If this was a marine civilisation that lived so long ago, who were they, and why have we not found any evidence of them?
Astonishingly, we have, and it’s in the form of myths, wooden planking and wall paintings. As we have already shown, the voyage to the afterlife is a well-known myth and practised belief. Even today, yet another tale connecting us to our marine ancestry and ritual of death is moonlight as well as headstones and raising spirits. Stonehenge is a ‘world heritage site’ made of stone, and when it was first constructed, our ancestors surrounded it with a circle of 58 (four tonnes) ‘Bluestones’ dug into round chalk holes (called Aubrey Holes, named after their discoverer). With these stones, you can flawlessly track the moon’s seasons (like a calendar), connecting a link between the Stones and the moon.
But where did the body lay before the bones were collected?
Archaeologists have found that originally, in the centre of Stonehenge lay two rows of stone holes (Q & R) two metres apart in a crescent shape open to the NW segment of the monument. These holes held stone slabs for the dead, on which they laid in a ceremony known as an ‘Excarnation’, where the dead are left to rot naturally. Stonehenge is surrounded by no less than ten Long Barrows, which would have taken the dead bodies over two thousand years.

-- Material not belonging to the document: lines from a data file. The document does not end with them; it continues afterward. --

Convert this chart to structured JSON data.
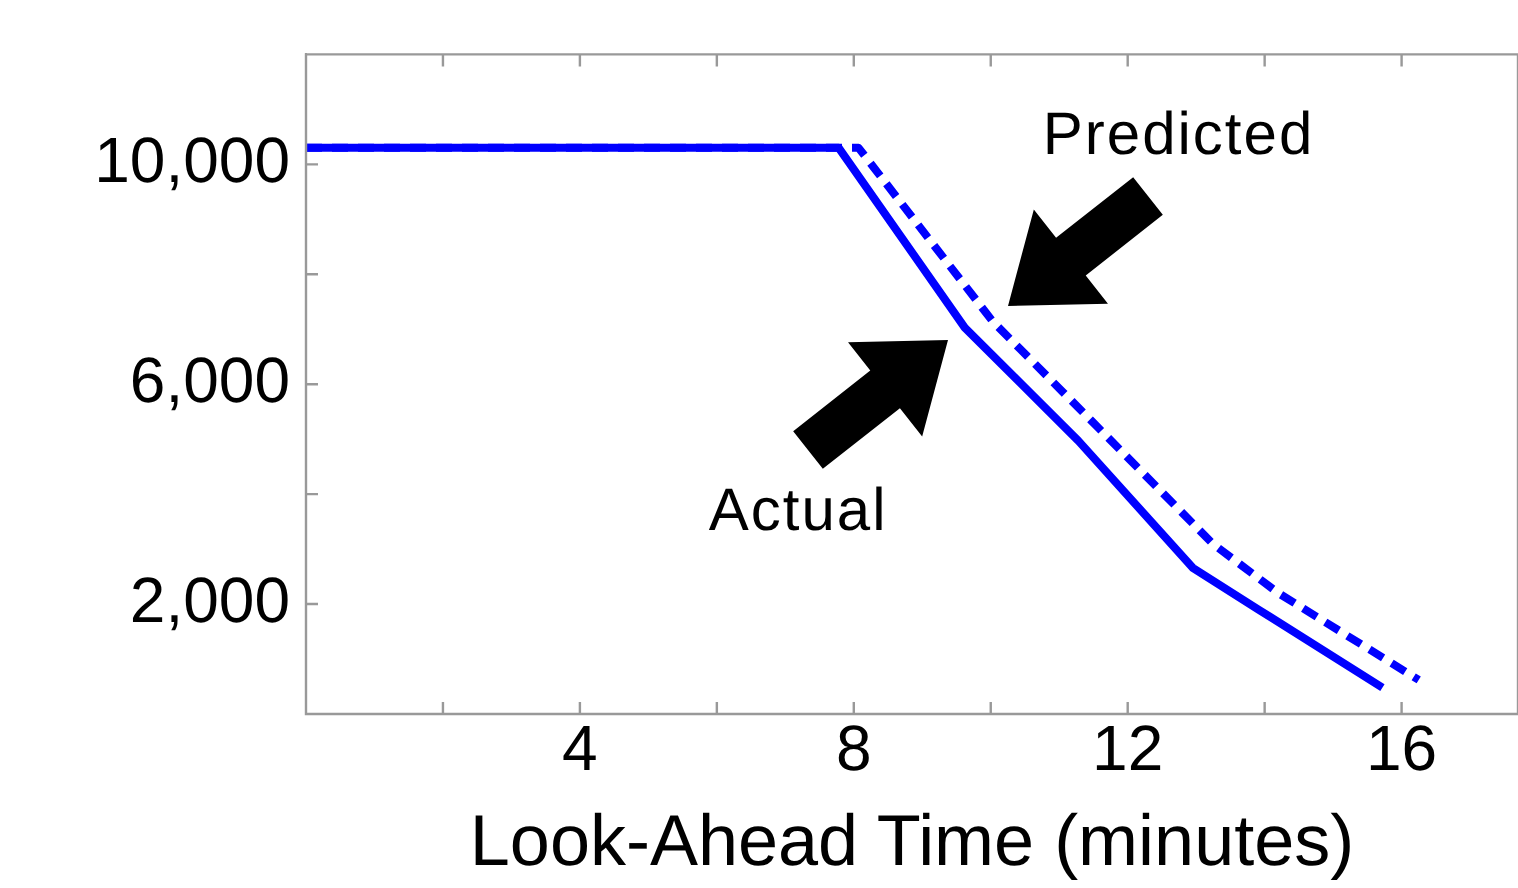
{
  "chart_data": {
    "type": "line",
    "xlabel": "Look-Ahead Time (minutes)",
    "xlim": [
      0,
      17.7
    ],
    "ylim": [
      0,
      12000
    ],
    "xticks": [
      {
        "value": 2,
        "label": null
      },
      4,
      {
        "value": 6,
        "label": null
      },
      8,
      {
        "value": 10,
        "label": null
      },
      12,
      {
        "value": 14,
        "label": null
      },
      16
    ],
    "yticks": [
      {
        "value": 2000,
        "label": "2,000"
      },
      {
        "value": 4000,
        "label": null
      },
      {
        "value": 6000,
        "label": "6,000"
      },
      {
        "value": 8000,
        "label": null
      },
      {
        "value": 10000,
        "label": "10,000"
      }
    ],
    "grid": false,
    "legend": false,
    "marker": "none",
    "series": [
      {
        "name": "Actual",
        "color": "#0000ff",
        "line_style": "solid",
        "x": [
          0,
          7.78,
          9.62,
          11.28,
          12.95,
          13.91,
          15.72
        ],
        "values": [
          10300,
          10300,
          7030,
          4970,
          2660,
          1900,
          480
        ]
      },
      {
        "name": "Predicted",
        "color": "#0000ff",
        "line_style": "dashed",
        "x": [
          0,
          8.07,
          10.03,
          11.49,
          13.24,
          14.2,
          16.25
        ],
        "values": [
          10300,
          10300,
          7140,
          5310,
          3100,
          2200,
          620
        ]
      }
    ]
  }
}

Each of the Long Barrows are built on the shorelines of the Mesolithic waterways (which were 30m higher than today), and at least two barrows have had ‘canals’ created from the shorelines to the entrance of the barrow.
These constructions show that the ceremony of taking the bones by boat from Stonehenge to the Long Barrows for final burial probably undertaken at sunset or in the dead of the night under a full moon, where the bones and spirit of the departed rise for the last time and go on their final voyage?